Игры у них в детстве были мрачные: с серьезным, обиженным видом они камнями перебили все окна в кабинах подъемных кранов и могли часами сидеть на хребте крана, скрючившись в одинаковых позах, и воображать, будто их город осаждают крысы. Однажды утром рядом с тем местом, где его отец-контрабандист оставлял лодку, дети обнаружили продолговатый, вертикально привязанный к столбу сверток. Словно стая чаек, они сгрудились вокруг парусинового пакета, облепили столб, робко дергали за концы красной веревки, плясали вокруг находки, как индейцы-дикари. Июльская жара свинцовым обручем сдавливала голову, и на следующий день от свертка стала исходить непонятная вонь; дети дежурили возле него на набережной, поджимая губы, словно старички, а потом подъехали патрульные на броневике, разрезали веревки, вспороли белый сверток, и на дорогу вывалился голый труп. Дети расхватали обрывки веревки на сувениры и с воплями разбежались по домам.

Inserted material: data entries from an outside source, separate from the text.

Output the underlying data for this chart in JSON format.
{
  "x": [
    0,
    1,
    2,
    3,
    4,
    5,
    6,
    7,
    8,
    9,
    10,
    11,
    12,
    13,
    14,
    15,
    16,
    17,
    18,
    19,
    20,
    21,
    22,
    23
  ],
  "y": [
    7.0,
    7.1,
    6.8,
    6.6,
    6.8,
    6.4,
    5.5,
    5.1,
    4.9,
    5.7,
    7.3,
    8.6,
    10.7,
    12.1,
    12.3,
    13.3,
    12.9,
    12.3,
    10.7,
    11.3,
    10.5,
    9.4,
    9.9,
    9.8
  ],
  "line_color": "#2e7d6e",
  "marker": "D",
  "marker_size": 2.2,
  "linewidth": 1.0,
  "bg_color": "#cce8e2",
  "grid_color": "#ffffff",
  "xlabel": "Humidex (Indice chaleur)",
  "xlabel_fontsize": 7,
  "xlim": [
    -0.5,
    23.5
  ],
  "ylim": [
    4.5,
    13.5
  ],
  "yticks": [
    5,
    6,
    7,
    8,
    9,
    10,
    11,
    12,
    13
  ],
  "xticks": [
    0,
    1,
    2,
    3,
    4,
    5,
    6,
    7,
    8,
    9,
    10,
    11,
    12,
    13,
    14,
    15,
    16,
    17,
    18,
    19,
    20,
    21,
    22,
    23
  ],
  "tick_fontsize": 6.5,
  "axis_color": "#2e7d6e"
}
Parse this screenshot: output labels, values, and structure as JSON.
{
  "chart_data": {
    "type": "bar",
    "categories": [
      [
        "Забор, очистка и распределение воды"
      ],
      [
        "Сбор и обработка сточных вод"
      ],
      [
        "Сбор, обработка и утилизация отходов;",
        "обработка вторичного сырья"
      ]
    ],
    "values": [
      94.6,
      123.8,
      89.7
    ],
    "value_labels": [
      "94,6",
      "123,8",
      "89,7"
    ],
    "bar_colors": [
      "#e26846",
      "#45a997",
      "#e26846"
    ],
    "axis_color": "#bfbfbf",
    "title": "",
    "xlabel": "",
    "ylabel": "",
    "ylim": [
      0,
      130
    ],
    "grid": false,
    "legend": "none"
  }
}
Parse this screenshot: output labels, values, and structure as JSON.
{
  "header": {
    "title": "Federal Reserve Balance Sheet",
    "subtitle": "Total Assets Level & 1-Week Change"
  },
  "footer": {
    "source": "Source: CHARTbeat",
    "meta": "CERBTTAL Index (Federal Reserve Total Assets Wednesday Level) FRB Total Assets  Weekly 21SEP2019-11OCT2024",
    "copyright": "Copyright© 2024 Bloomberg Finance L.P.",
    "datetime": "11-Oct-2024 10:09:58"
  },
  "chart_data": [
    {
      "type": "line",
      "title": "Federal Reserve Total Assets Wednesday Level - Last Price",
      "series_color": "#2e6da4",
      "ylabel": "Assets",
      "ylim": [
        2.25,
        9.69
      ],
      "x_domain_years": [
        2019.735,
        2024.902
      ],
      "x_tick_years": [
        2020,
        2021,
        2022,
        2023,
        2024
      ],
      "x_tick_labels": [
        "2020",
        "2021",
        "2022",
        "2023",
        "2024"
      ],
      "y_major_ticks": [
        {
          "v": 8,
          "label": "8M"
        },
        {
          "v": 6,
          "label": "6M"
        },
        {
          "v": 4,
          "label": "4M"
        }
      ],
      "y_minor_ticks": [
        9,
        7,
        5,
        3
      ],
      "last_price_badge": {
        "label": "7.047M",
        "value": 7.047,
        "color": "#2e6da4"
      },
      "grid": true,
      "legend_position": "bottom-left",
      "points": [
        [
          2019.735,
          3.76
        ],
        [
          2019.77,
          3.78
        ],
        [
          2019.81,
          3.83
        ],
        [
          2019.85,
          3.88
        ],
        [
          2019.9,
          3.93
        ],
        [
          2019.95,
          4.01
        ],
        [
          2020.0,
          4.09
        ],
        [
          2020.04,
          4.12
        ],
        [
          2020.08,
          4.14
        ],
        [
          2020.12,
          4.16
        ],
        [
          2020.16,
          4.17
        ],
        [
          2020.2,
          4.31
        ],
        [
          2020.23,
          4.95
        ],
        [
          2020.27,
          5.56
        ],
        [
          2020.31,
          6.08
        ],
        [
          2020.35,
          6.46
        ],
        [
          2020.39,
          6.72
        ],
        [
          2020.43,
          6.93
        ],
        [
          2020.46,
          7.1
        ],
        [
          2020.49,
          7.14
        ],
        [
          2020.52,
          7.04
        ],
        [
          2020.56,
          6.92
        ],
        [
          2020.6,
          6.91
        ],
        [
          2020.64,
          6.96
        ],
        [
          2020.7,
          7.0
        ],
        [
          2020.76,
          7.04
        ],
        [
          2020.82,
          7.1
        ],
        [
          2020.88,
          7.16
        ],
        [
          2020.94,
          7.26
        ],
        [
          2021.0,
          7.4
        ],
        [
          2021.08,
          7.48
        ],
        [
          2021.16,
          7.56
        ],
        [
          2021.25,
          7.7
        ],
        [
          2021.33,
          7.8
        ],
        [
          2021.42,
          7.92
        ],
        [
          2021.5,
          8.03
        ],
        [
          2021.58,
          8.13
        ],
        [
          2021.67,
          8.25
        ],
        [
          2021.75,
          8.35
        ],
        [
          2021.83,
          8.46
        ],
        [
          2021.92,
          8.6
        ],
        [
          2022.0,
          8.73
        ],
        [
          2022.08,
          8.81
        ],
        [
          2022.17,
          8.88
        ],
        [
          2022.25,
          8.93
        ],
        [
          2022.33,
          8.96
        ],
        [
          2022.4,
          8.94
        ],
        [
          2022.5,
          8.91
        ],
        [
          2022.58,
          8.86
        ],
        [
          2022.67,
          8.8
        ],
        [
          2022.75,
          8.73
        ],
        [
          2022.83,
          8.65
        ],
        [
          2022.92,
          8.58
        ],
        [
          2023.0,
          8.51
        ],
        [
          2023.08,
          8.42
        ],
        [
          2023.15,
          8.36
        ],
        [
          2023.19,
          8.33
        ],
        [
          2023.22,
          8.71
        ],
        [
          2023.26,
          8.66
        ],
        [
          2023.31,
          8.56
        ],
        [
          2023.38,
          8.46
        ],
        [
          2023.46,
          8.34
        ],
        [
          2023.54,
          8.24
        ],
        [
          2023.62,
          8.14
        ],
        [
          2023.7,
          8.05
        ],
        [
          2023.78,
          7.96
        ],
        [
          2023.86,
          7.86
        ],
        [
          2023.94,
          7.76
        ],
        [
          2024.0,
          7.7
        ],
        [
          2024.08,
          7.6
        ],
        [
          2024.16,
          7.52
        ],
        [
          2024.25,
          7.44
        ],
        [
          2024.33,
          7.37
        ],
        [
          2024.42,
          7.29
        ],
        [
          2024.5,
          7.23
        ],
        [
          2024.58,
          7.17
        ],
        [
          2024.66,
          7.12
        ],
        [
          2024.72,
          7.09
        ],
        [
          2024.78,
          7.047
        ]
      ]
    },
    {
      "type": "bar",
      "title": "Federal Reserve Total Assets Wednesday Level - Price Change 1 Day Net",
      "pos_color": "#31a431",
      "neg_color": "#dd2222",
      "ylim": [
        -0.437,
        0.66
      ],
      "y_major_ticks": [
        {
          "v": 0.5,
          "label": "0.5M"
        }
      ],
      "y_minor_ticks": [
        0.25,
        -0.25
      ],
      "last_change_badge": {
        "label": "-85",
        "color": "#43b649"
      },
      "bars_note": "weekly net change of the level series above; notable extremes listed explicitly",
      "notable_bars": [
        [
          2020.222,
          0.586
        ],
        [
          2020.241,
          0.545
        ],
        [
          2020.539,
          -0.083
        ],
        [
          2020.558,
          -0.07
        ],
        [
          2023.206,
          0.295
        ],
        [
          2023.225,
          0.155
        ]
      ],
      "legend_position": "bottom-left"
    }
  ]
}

На кухне дома у Джимми было странно и страшно. Отец лежал на полу, притворяясь, что спит, хотя на самом деле был просто пьян; голая грудь исцарапана, на веревке над плитой сохнет рубашка. На веревке над плитой сохнет рубашка – Джимми не надо было даже смотреть на обрывок веревки, лежавший у него в кармане. Он побежал по крутому склону к казарме, все было предельно ясно, отчаянно ясно, безнадежно ясно, вот тогда и началось то самое бегство, которому никогда не настанет конец. Юность он провел с согнутой спиной, все навалилось на него разом: суровая жизнь в казарме, ненависть голодающих и презрение сытых к солдатам, когда тех выгоняли убирать улицы, – он слишком хорошо знал, как унизительно бегство. В решающие моменты вокруг его ног всегда обвивалась красная веревка, приходилось постоянно изобретать новые способы бегства, паника делала его бесхребетным и лишала силы воли, сомнительным образом построенная карьера стала лишь очередным способом бегства, и все равно он раз за разом оступался и падал в трясину воспоминаний. Зачем нужна эта жестокость, ну зачем?! Он никогда не мог этого понять. Да и как тут поймешь, когда все вокруг тоже спасаются бегством?
И тут дно снова дернулось вверх, словно пол лифта; красный паук нацелился на жертву, раскачиваясь в темноте ровно над ее лицом. Все растраченное время, все упущенные возможности, все эти годы, что Джимми оставался глухим и не слышал зова правильного действия, неумолимо приближали его к паутине. Жестокие когти, волосатое тело, все вокруг захлестнуло волной тошноты и затянуло кровавым туманом. А дальше – падать, падать, падать и, наконец, перестать быть.